Former Solicitor General Seth Waxman has 10 minutes to defend the statute on John McCain’s behalf. He proposes a test that would simply measure whether an ad has an “electioneering purpose.” If it does, it’s a duck. Roberts is unimpressed. “Do we usually place the burden, when we’re applying strict scrutiny, on the challenger to prove that they’re allowed to speak?” he asks. Rhetorically, of course. Justice Samuel Alito, who again has the power to flip O’Connor’s vote from McConnell, wonders what the useful empirical test would be, and why it is that “so many advocacy groups say this law is impractical?”
James Bopp represents WRTL, and he seems to enrage justices Breyer and David Souter almost as effectively as his opponents infuriated Scalia and Roberts. Bopp keeps using the words “grassroots lobbying ads,” and so Breyer jumps him. He wants to know what to make of the WRTL Web site—the one referred to in the ads that don’t stop at politely saying, “Phone the senator.” The Web site more candidly says, “Defeat him, defeat him, defeat him!” Breyer cries. “Sounds like they have defeat in mind.” He starts jamming Bopp on whether he read the “1,000-page opinion below,” which he says took him a whole week to read. Finally, Breyer asks whether Bopp wants the whole provision struck down. Scalia reminds Bopp that he does. Bopp says that if “there is no workable test,” then heck yeah, strike it down.

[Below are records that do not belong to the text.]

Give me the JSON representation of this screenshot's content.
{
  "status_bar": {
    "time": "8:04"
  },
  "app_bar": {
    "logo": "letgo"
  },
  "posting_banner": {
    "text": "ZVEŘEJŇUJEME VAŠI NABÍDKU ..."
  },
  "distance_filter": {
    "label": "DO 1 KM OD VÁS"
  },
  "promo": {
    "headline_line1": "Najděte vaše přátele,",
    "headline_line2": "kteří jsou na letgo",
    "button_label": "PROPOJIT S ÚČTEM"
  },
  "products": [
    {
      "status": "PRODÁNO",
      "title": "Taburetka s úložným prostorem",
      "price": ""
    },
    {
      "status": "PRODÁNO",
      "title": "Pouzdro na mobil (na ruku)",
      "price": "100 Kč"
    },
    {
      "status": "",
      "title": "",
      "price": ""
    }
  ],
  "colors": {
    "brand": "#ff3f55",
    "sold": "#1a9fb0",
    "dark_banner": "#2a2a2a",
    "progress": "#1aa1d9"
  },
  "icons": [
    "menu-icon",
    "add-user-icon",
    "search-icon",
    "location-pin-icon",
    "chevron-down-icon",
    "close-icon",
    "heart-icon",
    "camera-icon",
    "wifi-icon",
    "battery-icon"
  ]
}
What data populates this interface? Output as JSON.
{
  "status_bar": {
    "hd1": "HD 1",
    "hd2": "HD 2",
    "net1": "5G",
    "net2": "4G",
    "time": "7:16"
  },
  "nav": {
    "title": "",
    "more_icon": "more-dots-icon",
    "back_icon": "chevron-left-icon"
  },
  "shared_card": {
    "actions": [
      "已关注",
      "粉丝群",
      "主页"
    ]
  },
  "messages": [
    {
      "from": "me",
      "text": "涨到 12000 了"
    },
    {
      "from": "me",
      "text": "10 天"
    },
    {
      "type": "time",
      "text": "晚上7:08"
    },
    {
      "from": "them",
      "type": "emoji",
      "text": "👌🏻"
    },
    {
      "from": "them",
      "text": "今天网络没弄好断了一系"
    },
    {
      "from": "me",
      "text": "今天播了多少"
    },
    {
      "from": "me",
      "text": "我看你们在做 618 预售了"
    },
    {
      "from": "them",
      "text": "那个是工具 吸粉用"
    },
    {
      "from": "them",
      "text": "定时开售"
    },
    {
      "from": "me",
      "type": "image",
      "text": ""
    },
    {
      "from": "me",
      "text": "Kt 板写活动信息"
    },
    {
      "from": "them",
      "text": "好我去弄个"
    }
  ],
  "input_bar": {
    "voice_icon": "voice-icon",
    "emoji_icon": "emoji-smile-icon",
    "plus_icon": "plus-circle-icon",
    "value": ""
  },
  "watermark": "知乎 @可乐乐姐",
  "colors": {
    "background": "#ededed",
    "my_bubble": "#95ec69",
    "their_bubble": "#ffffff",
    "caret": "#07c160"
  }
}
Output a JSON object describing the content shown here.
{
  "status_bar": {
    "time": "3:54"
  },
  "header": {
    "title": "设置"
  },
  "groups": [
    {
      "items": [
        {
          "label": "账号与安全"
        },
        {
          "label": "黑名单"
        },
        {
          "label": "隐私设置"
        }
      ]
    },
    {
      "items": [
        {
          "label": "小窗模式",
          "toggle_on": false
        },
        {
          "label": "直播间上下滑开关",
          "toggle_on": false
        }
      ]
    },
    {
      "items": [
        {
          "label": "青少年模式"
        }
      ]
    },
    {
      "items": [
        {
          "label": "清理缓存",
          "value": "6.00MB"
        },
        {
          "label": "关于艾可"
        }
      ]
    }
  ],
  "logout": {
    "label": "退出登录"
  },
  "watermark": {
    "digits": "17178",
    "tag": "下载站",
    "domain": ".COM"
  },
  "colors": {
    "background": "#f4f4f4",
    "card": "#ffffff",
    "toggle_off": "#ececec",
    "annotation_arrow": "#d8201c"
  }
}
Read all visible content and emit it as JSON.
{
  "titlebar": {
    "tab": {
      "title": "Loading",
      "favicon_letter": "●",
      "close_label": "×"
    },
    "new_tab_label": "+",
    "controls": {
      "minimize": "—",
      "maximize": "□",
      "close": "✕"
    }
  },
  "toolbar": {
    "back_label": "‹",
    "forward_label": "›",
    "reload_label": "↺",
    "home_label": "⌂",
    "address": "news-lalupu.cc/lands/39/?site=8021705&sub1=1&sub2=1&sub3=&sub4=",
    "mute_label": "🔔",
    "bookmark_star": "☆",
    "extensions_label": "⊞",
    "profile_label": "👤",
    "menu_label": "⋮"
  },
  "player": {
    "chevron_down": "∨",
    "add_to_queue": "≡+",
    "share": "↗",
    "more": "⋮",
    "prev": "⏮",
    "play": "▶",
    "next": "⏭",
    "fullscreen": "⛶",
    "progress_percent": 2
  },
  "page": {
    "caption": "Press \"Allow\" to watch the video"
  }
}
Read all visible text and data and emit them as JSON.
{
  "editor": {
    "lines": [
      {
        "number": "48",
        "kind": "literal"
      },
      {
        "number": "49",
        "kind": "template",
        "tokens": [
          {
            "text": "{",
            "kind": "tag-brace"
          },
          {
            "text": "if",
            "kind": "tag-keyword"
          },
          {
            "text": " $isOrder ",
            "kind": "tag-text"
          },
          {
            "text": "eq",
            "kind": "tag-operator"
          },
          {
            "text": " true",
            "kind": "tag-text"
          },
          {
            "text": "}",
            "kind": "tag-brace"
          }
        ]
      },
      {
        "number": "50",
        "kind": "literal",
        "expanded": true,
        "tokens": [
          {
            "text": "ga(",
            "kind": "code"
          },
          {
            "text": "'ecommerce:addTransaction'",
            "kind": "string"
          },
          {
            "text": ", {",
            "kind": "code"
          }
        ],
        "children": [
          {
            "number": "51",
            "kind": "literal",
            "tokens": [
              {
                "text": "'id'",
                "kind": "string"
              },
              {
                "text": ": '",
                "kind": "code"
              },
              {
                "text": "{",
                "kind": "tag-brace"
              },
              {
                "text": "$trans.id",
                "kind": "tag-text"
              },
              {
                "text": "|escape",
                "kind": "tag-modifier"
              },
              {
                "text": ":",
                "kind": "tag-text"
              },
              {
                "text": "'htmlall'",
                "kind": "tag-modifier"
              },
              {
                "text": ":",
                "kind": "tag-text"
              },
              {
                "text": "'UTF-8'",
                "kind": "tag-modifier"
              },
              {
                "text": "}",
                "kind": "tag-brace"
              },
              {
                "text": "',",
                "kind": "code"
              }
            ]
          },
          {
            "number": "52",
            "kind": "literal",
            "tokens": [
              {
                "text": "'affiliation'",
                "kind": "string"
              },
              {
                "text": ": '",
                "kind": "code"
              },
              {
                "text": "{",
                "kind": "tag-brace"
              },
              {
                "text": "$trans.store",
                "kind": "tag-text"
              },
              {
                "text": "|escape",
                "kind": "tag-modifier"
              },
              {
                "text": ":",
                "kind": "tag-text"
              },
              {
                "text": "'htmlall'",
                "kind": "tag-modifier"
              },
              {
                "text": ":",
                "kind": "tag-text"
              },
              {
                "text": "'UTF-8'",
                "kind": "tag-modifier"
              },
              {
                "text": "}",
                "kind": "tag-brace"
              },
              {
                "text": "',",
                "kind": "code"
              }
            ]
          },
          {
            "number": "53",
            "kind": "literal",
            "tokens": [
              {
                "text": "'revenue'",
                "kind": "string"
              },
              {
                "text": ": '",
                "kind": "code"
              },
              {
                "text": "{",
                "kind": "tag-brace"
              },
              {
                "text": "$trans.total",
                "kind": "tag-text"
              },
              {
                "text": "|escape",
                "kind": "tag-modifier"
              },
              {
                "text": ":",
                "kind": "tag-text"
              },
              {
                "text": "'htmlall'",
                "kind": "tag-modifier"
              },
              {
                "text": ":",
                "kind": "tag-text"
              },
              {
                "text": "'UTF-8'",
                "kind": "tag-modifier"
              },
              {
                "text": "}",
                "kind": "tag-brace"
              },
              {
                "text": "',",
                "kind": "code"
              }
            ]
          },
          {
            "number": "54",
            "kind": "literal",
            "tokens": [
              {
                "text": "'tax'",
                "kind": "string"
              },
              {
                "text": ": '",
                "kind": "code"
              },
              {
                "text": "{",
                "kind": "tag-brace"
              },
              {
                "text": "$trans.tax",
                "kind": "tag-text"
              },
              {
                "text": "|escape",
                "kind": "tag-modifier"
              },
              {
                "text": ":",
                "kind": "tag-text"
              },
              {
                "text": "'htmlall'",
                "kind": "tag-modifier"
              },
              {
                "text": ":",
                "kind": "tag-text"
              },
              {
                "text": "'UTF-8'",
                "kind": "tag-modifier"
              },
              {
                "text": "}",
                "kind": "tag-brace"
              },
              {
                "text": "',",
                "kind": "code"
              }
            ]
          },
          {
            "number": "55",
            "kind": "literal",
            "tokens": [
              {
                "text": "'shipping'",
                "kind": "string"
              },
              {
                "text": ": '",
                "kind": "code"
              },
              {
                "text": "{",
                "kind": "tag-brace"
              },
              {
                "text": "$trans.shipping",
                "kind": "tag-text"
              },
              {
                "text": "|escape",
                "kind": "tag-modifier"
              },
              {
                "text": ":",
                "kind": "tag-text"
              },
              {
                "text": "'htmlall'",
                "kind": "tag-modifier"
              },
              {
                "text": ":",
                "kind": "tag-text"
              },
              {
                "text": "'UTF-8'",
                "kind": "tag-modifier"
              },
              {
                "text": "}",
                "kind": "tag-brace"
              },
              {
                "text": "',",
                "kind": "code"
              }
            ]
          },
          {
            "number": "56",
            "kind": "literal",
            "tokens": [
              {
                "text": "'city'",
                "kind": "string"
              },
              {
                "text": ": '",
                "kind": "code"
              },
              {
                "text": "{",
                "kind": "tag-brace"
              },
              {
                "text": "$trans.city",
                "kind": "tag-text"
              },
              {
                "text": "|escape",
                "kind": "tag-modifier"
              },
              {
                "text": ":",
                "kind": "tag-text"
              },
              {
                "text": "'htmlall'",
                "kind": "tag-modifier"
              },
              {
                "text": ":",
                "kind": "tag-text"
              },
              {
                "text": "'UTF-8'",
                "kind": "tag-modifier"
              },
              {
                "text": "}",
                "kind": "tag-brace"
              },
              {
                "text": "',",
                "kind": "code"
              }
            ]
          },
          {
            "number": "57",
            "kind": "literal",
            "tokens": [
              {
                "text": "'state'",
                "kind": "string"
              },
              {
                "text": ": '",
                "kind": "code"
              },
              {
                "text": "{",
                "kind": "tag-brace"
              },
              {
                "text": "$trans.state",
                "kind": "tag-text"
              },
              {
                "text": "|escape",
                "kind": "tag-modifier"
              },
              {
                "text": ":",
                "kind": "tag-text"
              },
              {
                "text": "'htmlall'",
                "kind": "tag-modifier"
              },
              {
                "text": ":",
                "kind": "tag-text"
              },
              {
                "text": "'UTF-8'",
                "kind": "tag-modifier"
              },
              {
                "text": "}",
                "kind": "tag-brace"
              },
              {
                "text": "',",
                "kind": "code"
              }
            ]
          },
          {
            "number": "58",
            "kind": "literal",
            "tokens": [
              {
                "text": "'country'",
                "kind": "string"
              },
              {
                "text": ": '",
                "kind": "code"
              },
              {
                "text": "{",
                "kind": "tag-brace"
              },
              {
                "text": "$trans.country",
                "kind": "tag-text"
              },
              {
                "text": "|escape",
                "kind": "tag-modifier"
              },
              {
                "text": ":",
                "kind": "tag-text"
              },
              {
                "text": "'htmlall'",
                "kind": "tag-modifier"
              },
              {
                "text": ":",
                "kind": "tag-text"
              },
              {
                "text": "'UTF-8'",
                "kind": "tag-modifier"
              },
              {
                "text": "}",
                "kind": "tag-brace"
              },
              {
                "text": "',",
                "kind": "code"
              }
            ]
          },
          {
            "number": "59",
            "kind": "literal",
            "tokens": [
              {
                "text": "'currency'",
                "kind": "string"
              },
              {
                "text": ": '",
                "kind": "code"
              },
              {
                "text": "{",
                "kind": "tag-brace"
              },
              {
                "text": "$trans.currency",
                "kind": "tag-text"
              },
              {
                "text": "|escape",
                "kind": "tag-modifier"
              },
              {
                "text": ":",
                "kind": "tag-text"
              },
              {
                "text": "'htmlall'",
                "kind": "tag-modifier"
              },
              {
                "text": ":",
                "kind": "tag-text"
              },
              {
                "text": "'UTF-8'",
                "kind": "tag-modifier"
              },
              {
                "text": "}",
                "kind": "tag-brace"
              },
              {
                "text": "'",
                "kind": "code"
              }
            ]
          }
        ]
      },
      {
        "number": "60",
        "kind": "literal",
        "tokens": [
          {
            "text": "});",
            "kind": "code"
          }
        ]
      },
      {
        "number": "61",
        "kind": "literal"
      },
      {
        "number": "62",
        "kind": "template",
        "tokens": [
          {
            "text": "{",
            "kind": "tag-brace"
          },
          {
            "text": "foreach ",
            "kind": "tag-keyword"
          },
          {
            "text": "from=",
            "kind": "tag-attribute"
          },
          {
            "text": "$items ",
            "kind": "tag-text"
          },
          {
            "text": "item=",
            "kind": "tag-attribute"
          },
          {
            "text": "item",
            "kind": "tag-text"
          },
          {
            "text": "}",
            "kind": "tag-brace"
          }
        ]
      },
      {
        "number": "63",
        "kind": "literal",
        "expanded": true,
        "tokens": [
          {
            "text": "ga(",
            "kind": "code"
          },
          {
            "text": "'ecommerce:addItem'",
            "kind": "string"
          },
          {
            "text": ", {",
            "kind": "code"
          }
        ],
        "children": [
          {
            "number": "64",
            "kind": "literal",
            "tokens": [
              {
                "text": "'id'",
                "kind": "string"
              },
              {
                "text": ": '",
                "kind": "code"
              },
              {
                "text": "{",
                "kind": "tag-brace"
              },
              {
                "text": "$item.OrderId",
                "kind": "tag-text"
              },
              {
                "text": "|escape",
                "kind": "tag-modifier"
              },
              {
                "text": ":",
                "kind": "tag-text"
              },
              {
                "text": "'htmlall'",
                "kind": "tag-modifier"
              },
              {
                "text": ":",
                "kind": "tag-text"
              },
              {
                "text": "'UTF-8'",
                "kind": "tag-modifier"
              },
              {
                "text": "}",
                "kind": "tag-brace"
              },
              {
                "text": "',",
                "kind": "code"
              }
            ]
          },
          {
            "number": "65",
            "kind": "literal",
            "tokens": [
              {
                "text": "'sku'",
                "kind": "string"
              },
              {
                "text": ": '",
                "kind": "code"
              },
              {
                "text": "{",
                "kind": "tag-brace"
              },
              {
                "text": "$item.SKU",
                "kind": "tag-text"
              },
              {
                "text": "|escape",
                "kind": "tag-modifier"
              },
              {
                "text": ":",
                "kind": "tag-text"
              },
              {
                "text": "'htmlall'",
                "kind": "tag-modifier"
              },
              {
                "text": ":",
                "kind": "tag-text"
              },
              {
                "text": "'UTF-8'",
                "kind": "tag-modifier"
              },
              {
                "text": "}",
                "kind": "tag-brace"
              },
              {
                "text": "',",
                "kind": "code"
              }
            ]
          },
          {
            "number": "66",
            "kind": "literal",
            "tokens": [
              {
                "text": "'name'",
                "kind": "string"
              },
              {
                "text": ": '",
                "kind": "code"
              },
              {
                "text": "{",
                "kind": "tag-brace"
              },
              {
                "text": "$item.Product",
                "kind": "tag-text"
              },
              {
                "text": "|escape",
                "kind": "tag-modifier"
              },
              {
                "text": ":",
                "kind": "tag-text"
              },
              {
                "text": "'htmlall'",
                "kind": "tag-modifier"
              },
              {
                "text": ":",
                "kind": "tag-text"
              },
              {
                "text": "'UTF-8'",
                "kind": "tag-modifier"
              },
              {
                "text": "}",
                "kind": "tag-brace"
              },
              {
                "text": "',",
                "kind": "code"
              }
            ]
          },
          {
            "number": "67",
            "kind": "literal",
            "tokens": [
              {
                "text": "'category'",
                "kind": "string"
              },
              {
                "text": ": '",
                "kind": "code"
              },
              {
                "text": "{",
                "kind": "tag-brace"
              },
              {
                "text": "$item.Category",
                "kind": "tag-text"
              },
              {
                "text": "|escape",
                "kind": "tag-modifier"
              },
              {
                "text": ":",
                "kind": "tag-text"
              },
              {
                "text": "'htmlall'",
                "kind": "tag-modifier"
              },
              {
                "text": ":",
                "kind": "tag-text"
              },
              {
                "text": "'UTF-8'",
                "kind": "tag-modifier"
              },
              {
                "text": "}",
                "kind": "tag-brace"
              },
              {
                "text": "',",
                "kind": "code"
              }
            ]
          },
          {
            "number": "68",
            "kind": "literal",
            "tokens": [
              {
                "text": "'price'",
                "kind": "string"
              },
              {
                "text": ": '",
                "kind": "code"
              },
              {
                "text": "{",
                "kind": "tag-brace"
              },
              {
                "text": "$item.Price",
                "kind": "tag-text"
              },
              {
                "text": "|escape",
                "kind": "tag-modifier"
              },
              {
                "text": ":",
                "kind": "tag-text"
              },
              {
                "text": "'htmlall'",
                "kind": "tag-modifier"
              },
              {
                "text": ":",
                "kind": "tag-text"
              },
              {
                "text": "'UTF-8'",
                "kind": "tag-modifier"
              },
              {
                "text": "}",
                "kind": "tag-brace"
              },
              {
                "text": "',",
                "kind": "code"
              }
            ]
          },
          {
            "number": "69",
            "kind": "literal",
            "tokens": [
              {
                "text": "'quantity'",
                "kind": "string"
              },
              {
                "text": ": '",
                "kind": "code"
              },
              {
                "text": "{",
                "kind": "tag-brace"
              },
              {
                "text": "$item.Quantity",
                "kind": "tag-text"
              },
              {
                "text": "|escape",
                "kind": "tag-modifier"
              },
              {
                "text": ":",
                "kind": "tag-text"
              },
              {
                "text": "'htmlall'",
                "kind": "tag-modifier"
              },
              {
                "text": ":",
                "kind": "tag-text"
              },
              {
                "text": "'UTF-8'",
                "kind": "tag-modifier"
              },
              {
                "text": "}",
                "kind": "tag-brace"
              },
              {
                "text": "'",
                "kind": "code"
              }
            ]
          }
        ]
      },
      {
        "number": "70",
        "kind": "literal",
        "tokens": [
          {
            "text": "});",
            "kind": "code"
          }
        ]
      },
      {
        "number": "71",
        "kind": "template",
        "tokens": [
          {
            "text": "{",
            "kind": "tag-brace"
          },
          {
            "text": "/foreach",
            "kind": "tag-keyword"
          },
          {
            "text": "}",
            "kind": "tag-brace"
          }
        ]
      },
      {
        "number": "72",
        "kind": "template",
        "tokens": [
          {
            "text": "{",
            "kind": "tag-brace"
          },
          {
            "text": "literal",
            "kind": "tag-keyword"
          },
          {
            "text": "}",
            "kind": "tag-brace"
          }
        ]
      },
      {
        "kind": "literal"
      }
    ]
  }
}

Souter tells Bopp that if the test is merely to look at the text—the “four corners” of the ad—then it would inevitably “ignore the context. How can we tell what something means without the context?” He goes on: “You knew the position of Senator Feingold in these advertisements, and the people in your state knew.”
Bopp replies that “there is absolutely no evidence that anyone in Wisconsin knew [Feingold’s] position on the filibuster.” Souter explodes: “Because they’re dumb?”
Bopp replies that polls show that the majority of Americans don’t even know who the vice president is. At which Souter sneers (sneers—I swear it): “So your position is that we ignore context because the voters aren’t smart enough to have a context?” Kennedy makes a plea for considering context too, but it appears to be chiefly an effort to get the words “biker bar” into the transcript.
Justice John Paul Stevens asks Bopp whether he is seriously trying to convince the court that the purpose of the WRTL ads was to get Feingold to “change his position on filibusters.” Bopp says yes. And that, moreover, Sen. Herb Kohl did change his position on filibusters. “At least people should have the opportunity to engage in grassroots lobbying,” he adds.
“Is that called democracy?” intones Kennedy. Sounding like Thomas Jefferson at debate camp. Bopp replies that it is, indeed, democracy.
Bopp offers an alternative test for an illegitimate issue ad; essentially whether it contains some of the magic words that would clearly turn it into electioneering. Stevens gets Bopp to stumble when he asks what happens when the permissible issue ad steers viewers to a Web site that uses those “magic words”? Bopp isn’t certain.
Clement spends his rebuttal time tussling with Scalia, who seems to love nothing more these days. But when we file out of the courtroom, it doesn’t look like Clement’s snagged his five votes for the proposition that an ad that quacks and has webbed feet is probably a duck, aka an attack ad in disguise. And, much to Breyer’s dismay, if that means gutting the electioneering provision of McCain-Feingold, so be it. When it comes to curbing corruption versus curbing political speech, it looks like speech is the winner today. Which means that there will be an awful lot more vicious, snarling, not to mention expensive, ducks coming to your TV screens next election season.